ValueError – If ff_activation is not a recognised value.

Return type:

Any

References

Shazeer, GLU Variants Improve Transformer, 2020.

Mixture of Experts#

class attnax.MixtureOfExperts(*args, **kwargs)[source]#

Bases: Module

Top-\(k\) routed Mixture-of-Experts feed-forward.

Every token independently selects its top-\(k\) of \(\text{num\_experts}\) experts via a learned linear router. Each expert runs an MLP / SwiGLU / GeGLU block with width d_ff; the outputs are combined weighted by the renormalised top-\(k\) softmax of the router logits. Dispatch is dense — every token is multiplied by every expert weight and unselected contributions are zeroed by the gate.

Parameters:
  • rngs – Flax NNX random key container.

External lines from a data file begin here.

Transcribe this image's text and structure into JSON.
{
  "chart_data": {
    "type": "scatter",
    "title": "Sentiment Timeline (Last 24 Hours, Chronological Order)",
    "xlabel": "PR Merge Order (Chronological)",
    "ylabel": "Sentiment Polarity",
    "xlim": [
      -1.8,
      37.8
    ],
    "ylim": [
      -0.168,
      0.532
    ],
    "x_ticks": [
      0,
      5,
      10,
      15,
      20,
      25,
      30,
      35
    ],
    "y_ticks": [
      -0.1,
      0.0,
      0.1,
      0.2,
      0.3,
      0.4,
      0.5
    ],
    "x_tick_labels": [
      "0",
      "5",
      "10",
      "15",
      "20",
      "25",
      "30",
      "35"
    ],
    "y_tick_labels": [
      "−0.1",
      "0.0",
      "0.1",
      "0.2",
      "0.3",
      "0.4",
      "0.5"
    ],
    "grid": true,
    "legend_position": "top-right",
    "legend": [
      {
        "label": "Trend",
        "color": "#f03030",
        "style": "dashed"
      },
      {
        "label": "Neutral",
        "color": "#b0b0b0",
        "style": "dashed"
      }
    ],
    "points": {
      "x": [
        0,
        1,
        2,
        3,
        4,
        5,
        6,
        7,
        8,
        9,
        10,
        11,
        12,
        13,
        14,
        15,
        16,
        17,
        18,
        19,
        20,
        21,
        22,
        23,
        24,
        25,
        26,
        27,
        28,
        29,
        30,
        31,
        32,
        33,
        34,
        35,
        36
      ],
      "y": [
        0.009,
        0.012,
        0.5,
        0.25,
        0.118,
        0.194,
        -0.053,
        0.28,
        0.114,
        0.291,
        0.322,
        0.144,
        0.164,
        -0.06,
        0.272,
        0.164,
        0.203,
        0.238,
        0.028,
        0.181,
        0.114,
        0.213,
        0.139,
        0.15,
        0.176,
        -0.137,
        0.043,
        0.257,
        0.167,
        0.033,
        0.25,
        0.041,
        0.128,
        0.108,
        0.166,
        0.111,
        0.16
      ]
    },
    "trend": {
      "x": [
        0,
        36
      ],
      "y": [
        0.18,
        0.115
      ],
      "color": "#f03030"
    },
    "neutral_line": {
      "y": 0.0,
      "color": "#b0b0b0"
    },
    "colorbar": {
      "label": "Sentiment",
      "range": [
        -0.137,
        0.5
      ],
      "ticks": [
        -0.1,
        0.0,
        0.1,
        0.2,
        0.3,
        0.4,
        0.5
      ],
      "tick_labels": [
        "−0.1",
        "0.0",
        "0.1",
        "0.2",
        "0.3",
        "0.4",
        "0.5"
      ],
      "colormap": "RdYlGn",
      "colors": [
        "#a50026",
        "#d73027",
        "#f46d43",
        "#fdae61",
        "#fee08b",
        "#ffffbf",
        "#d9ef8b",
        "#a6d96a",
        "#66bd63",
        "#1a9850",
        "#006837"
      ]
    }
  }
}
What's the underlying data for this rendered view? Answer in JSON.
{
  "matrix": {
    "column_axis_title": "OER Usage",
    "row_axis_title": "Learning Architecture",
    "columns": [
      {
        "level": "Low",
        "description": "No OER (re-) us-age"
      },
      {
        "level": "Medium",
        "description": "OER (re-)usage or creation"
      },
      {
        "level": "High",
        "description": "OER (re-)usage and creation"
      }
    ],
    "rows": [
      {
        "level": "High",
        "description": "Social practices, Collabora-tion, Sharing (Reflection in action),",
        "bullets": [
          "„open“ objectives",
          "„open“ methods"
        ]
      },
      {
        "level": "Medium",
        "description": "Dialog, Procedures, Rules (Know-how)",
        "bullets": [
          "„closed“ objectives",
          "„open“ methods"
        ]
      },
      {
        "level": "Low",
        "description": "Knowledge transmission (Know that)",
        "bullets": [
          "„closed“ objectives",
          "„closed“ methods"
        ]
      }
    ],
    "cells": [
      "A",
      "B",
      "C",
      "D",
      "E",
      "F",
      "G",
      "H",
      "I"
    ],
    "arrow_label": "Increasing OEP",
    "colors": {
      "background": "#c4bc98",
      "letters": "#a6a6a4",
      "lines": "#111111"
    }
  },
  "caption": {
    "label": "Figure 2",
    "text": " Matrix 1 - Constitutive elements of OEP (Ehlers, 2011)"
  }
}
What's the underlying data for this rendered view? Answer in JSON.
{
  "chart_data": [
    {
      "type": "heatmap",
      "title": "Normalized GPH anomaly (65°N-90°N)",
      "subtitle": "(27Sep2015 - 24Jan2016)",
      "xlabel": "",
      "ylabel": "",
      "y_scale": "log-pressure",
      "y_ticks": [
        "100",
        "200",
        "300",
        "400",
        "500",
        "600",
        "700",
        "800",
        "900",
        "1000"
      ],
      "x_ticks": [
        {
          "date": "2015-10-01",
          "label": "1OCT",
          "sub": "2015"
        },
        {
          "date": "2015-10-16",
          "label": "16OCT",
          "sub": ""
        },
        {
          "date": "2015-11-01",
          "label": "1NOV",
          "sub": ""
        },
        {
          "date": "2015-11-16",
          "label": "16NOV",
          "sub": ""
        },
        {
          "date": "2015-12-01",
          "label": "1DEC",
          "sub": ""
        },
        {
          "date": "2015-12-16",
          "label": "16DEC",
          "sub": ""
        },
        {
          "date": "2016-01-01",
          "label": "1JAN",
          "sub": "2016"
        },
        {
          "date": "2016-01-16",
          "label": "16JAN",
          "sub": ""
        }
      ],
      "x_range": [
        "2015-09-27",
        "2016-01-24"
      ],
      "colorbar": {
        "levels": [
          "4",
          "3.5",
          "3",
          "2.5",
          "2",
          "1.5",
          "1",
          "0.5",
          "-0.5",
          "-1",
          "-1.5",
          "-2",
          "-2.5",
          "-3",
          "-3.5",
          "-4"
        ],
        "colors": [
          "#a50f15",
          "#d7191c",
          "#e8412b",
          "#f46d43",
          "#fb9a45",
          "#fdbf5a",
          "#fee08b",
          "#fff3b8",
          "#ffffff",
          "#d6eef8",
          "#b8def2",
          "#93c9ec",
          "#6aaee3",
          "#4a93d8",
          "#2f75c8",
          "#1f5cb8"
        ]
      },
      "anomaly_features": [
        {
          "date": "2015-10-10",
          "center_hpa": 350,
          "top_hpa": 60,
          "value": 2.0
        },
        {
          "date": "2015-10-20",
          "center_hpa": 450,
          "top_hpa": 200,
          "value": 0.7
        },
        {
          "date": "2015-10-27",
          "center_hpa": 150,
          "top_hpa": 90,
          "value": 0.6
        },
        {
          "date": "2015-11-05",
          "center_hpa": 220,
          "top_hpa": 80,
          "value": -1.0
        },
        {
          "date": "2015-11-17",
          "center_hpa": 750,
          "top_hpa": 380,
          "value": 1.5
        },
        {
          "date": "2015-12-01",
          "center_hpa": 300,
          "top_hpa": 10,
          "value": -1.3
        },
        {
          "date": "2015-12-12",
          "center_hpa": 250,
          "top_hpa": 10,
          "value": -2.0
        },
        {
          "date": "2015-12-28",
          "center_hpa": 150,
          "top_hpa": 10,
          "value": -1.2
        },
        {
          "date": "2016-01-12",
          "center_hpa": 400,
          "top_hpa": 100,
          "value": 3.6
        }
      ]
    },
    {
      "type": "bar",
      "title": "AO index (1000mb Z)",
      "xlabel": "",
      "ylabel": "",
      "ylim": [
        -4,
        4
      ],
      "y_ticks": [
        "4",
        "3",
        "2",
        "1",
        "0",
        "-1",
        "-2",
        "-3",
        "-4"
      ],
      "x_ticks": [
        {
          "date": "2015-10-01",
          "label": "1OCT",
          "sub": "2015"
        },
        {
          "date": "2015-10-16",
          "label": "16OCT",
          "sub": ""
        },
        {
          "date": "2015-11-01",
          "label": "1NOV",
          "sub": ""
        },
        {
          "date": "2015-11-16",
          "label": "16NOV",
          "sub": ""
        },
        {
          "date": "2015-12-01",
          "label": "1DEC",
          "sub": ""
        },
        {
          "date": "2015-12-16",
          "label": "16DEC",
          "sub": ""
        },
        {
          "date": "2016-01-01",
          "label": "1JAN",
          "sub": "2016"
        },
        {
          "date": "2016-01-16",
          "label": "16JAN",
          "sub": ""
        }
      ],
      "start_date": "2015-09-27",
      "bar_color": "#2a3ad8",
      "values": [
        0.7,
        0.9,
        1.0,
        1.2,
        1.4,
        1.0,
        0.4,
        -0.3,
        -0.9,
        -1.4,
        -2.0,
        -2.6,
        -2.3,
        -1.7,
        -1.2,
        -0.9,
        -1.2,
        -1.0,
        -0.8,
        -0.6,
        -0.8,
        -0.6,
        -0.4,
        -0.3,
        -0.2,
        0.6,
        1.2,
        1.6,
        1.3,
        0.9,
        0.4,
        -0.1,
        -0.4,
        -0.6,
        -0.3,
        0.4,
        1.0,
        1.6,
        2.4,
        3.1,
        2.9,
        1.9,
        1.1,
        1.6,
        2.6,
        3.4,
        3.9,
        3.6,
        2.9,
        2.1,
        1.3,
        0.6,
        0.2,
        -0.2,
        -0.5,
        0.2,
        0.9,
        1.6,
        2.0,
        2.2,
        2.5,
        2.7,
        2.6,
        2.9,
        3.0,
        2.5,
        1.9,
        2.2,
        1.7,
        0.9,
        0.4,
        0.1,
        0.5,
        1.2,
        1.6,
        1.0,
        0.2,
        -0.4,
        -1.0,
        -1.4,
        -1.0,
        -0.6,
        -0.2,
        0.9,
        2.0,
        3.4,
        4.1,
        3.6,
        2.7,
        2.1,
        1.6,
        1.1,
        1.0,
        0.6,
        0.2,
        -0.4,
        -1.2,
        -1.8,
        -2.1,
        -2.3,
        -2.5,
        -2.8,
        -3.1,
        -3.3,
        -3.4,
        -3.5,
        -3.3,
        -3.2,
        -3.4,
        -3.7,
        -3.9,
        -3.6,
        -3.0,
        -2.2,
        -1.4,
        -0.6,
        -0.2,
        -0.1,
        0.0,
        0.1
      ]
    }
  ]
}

  • d_model – Input and output dimension.

  • d_ff – Per-expert hidden width.

  • num_experts – Number of experts.

  • top_k – Experts selected per token.

  • dropout_rate – Output dropout probability.

  • ff_activation – Activation variant.

  • router_jitter – Standard deviation of multiplicative Gaussian noise on router logits at training time.

  • capacity_factor – Reserved for sparse-dispatch implementations.

  • args (Any)

  • kwargs (Any)

Raises:

ValueError – If top_k is not in [1, num_experts] or either is non-positive.

Return type:

Any

References

Fedus et al., Switch Transformers: Scaling to Trillion Parameter Models with Simple and Efficient Sparsity, 2022.

Example#

import flax.nnx as nnx, jax.numpy as jnp
from attnax import MixtureOfExperts

moe = MixtureOfExperts(
    nnx.Rngs(0), d_model=4096, d_ff=14336,
    num_experts=8, top_k=2, ff_activation="swiglu",
)
x = jnp.zeros((batch, seq_len, 4096))
y, aux = moe(x, deterministic=False)
loss = main_loss + 0.01 * aux["load_balance_loss"]

aux["load_balance_loss"] is the auxiliary load-balance loss and aux["router_entropy"] is the mean Shannon entropy of the router distribution.